JF: Being cast opposite Ellen DeGeneres in her sitcom, Ellen. I loved Paige, the character I played, and watching how well people responded to her. Jeremy Piven even came out of that show. I had the most amazing time being on Ellen’s road, which took her on a crazy journey to get to where she is. I got nominations for that part, and I felt I was playing with the big kids. Cabaret on Broadway was also awesome. I was using all of my props at once, singing, dancing and acting on a live stage.
More: Where do you feel more comfortable: in front of the camera or singing center stage?
JF: I like to bounce between things. The stage feels so comfortable to me because it is where my roots are. A movie set to me is like camp and a real love affair. You get to go away for a few months, hang with really cool people and then go home.
More: Do you feel society has put high expectations on you because of who your parents are?
JF: I think that used to be the case when I was a younger artist. I think the scrutiny used to be, Who does she look like? Does she sound like Eddie? Does she have the same twinkle as Connie?
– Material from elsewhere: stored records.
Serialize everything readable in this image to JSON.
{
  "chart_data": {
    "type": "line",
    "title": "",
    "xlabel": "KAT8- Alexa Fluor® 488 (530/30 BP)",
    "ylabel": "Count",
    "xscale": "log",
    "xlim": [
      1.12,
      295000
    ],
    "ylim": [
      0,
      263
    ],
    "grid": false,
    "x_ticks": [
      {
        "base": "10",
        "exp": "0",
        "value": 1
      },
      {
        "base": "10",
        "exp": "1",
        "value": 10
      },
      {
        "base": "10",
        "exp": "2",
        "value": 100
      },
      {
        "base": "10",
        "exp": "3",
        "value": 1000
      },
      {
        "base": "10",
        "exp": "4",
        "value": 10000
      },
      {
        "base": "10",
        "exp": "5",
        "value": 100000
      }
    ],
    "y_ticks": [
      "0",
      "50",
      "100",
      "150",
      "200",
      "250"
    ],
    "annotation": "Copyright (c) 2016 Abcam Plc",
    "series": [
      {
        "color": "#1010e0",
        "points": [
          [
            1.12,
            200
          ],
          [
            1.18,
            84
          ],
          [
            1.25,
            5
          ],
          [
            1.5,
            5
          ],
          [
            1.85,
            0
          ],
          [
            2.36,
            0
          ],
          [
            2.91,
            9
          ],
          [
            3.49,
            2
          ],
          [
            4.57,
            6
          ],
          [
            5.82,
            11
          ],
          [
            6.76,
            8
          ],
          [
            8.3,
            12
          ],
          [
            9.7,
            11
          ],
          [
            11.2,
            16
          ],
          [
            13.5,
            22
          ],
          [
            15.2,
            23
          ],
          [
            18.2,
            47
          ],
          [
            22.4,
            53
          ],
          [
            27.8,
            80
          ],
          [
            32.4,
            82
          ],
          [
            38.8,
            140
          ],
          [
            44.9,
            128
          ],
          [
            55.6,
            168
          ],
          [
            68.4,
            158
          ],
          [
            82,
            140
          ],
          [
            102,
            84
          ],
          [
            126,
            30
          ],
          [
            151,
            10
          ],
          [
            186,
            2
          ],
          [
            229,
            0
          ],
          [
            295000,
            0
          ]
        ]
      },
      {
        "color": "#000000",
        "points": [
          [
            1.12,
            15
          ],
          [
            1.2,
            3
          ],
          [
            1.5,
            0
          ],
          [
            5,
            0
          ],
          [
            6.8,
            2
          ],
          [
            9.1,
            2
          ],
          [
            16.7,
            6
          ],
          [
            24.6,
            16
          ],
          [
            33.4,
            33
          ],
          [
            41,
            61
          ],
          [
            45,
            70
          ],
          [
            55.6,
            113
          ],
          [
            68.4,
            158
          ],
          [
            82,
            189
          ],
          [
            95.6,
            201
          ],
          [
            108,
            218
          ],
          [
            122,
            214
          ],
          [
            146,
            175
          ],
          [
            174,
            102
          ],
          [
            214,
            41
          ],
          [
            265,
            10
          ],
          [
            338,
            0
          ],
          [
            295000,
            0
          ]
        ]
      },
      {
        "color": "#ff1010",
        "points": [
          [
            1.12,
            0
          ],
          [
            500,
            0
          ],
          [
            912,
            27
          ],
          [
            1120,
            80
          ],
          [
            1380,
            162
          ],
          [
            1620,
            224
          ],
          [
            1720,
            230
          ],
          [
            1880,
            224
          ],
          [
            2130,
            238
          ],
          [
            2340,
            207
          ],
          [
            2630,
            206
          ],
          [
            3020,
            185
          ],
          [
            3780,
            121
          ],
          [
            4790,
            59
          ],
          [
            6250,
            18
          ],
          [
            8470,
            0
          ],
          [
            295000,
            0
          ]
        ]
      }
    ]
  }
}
I think all of that began to fall away as I got older and really proved myself. I have my own career and identity. I also have fans who have no idea who my parents are. For me that is somewhat gratifying because, while I love them both dearly, it means that the success comes from what I have delivered. For me that is a triumph! I have really worked hard to forge my own way.
More: Your Hallmark film Cupid is being released on DVD (buy it here).
JF: I am so excited about this. It is such a cute movie, and one that I think people will enjoy. Plus, it is a perfect family movie, so much so that my kids were allowed to be on the set.